I’ve been spending more time (and also more money) in charity shops this year; it comes of spending more time in town. Yesterday I wandered into the Sue Ryder shop (with some assistance from a kind person who held the door for the pushchair) and found these golden apples. They reminded me immediately of a set of four polystyrene, white-leaved, iridescent-glittered apple-shaped Christmas tree decorations from my childhood. The fight over who got to put them on the tree was always vicious: for some reason the obvious solution, do one each, was unacceptable. So I bought these ones in a fit of nostalgia, and because I was already on a bit of a kick buying tree decorations that the toddler and the cat probably couldn’t break. I hope they’ll turn out to be not so much the apples of discord.

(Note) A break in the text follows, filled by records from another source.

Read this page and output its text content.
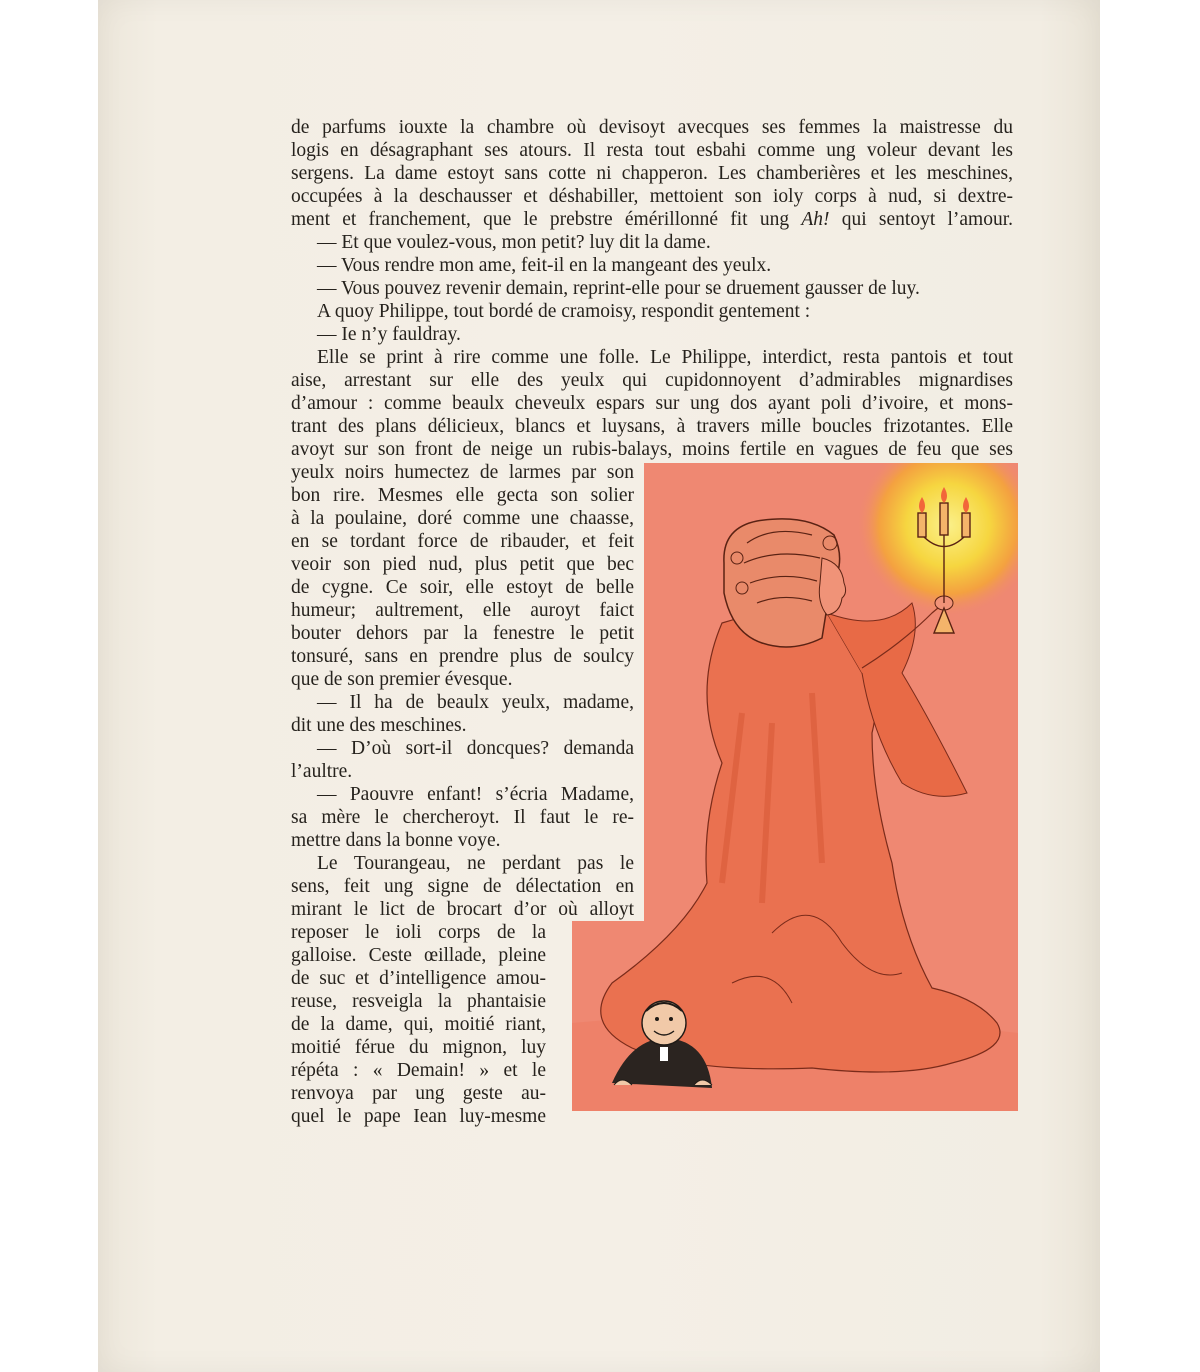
de parfums iouxte la chambre où devisoyt avecques ses femmes la maistresse du
logis en désagraphant ses atours. Il resta tout esbahi comme ung voleur devant les
sergens. La dame estoyt sans cotte ni chapperon. Les chamberières et les meschines,
occupées à la deschausser et déshabiller, mettoient son ioly corps à nud, si dextre-
ment et franchement, que le prebstre émérillonné fit ung Ah! qui sentoyt l’amour.
— Et que voulez-vous, mon petit? luy dit la dame.
— Vous rendre mon ame, feit-il en la mangeant des yeulx.
— Vous pouvez revenir demain, reprint-elle pour se druement gausser de luy.
A quoy Philippe, tout bordé de cramoisy, respondit gentement :
— Ie n’y fauldray.
Elle se print à rire comme une folle. Le Philippe, interdict, resta pantois et tout
aise, arrestant sur elle des yeulx qui cupidonnoyent d’admirables mignardises
d’amour : comme beaulx cheveulx espars sur ung dos ayant poli d’ivoire, et mons-
trant des plans délicieux, blancs et luysans, à travers mille boucles frizotantes. Elle
avoyt sur son front de neige un rubis-balays, moins fertile en vagues de feu que ses
yeulx noirs humectez de larmes par son
bon rire. Mesmes elle gecta son solier
à la poulaine, doré comme une chaasse,
en se tordant force de ribauder, et feit
veoir son pied nud, plus petit que bec
de cygne. Ce soir, elle estoyt de belle
humeur; aultrement, elle auroyt faict
bouter dehors par la fenestre le petit
tonsuré, sans en prendre plus de soulcy
que de son premier évesque.
— Il ha de beaulx yeulx, madame,
dit une des meschines.
— D’où sort-il doncques? demanda
l’aultre.
— Paouvre enfant! s’écria Madame,
sa mère le chercheroyt. Il faut le re-
mettre dans la bonne voye.
Le Tourangeau, ne perdant pas le
sens, feit ung signe de délectation en
mirant le lict de brocart d’or où alloyt
reposer le ioli corps de la
galloise. Ceste œillade, pleine
de suc et d’intelligence amou-
reuse, resveigla la phantaisie
de la dame, qui, moitié riant,
moitié férue du mignon, luy
répéta : « Demain! » et le
renvoya par ung geste au-
quel le pape Iean luy-mesme
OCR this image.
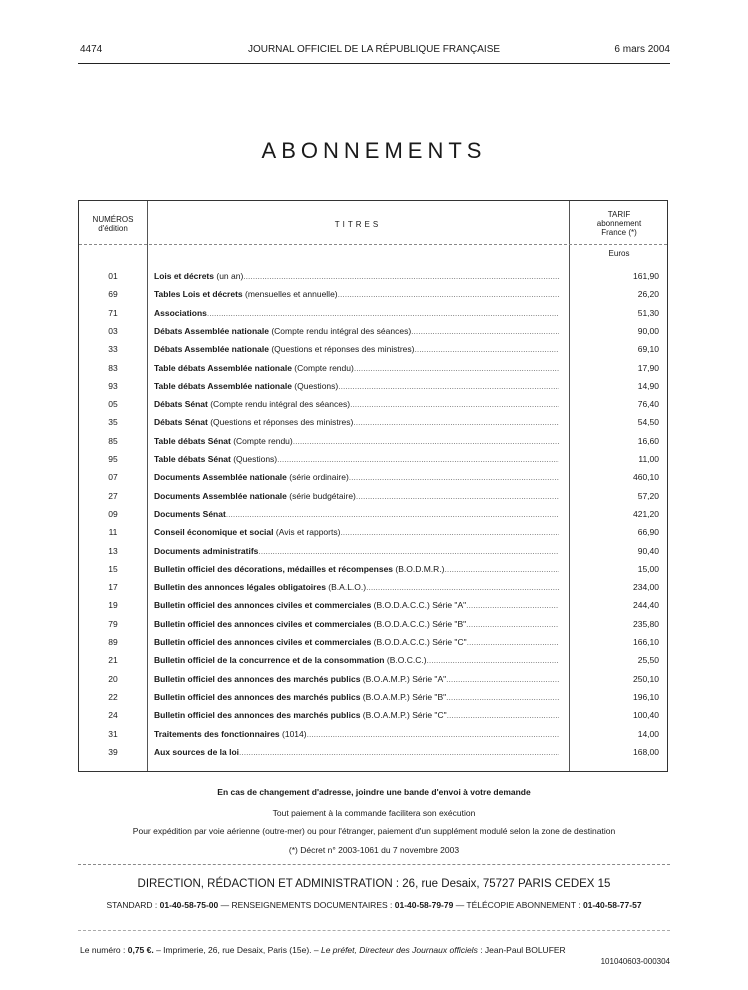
4474	JOURNAL OFFICIEL DE LA RÉPUBLIQUE FRANÇAISE	6 mars 2004
ABONNEMENTS
NUMÉROS
d'édition	TITRES
TARIF
abonnement
France (*)
Euros
01	Lois et décrets (un an) .....	161,90
69	Tables Lois et décrets (mensuelles et annuelle) .....	26,20
71	Associations .....	51,30
03	Débats Assemblée nationale (Compte rendu intégral des séances) .....	90,00
33	Débats Assemblée nationale (Questions et réponses des ministres) .....	69,10
83	Table débats Assemblée nationale (Compte rendu) .....	17,90
93	Table débats Assemblée nationale (Questions) .....	14,90
05	Débats Sénat (Compte rendu intégral des séances) .....	76,40
35	Débats Sénat (Questions et réponses des ministres) .....	54,50
85	Table débats Sénat (Compte rendu) .....	16,60
95	Table débats Sénat (Questions) .....	11,00
07	Documents Assemblée nationale (série ordinaire) .....	460,10
27	Documents Assemblée nationale (série budgétaire) .....	57,20
09	Documents Sénat .....	421,20
11	Conseil économique et social (Avis et rapports) .....	66,90
13	Documents administratifs .....	90,40
15	Bulletin officiel des décorations, médailles et récompenses (B.O.D.M.R.) .....	15,00
17	Bulletin des annonces légales obligatoires (B.A.L.O.) .....	234,00
19	Bulletin officiel des annonces civiles et commerciales (B.O.D.A.C.C.) Série "A" .....	244,40
79	Bulletin officiel des annonces civiles et commerciales (B.O.D.A.C.C.) Série "B" .....	235,80
89	Bulletin officiel des annonces civiles et commerciales (B.O.D.A.C.C.) Série "C" .....	166,10
21	Bulletin officiel de la concurrence et de la consommation (B.O.C.C.) .....	25,50
20	Bulletin officiel des annonces des marchés publics (B.O.A.M.P.) Série "A" .....	250,10
22	Bulletin officiel des annonces des marchés publics (B.O.A.M.P.) Série "B" .....	196,10
24	Bulletin officiel des annonces des marchés publics (B.O.A.M.P.) Série "C" .....	100,40
31	Traitements des fonctionnaires (1014) .....	14,00
39	Aux sources de la loi .....	168,00
En cas de changement d'adresse, joindre une bande d'envoi à votre demande
Tout paiement à la commande facilitera son exécution
Pour expédition par voie aérienne (outre-mer) ou pour l'étranger, paiement d'un supplément modulé selon la zone de destination
(*) Décret n° 2003-1061 du 7 novembre 2003
DIRECTION, RÉDACTION ET ADMINISTRATION : 26, rue Desaix, 75727 PARIS CEDEX 15
STANDARD : 01-40-58-75-00 — RENSEIGNEMENTS DOCUMENTAIRES : 01-40-58-79-79 — TÉLÉCOPIE ABONNEMENT : 01-40-58-77-57
Le numéro : 0,75 €. – Imprimerie, 26, rue Desaix, Paris (15e). – Le préfet, Directeur des Journaux officiels : Jean-Paul BOLUFER
101040603-000304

But they sparked some other associations, too. Narnia. Jesus Christ the apple tree. The fascination with orchards and walled gardens and fruit trees that’s been a fixture in my head since we first viewed this house, five winters ago, and realised that the bare trees against the garage wall had labels telling us what sort of pears they were. Martin Luther claiming that even if the world were going to end tomorrow, he would still plant his apple tree. (Was Nevil Shute thinking of that when he wrote his gardening couple facing down the apocalypse in On the Beach?)
The best time to plant an apple tree being twenty years ago. Well, our predecessors in this house did that for us. (Yes, apples as well as pears.) The second best time being now. As for the best time to convert an evergreen into an enchanted tree growing golden apples – well, probably Tuesday.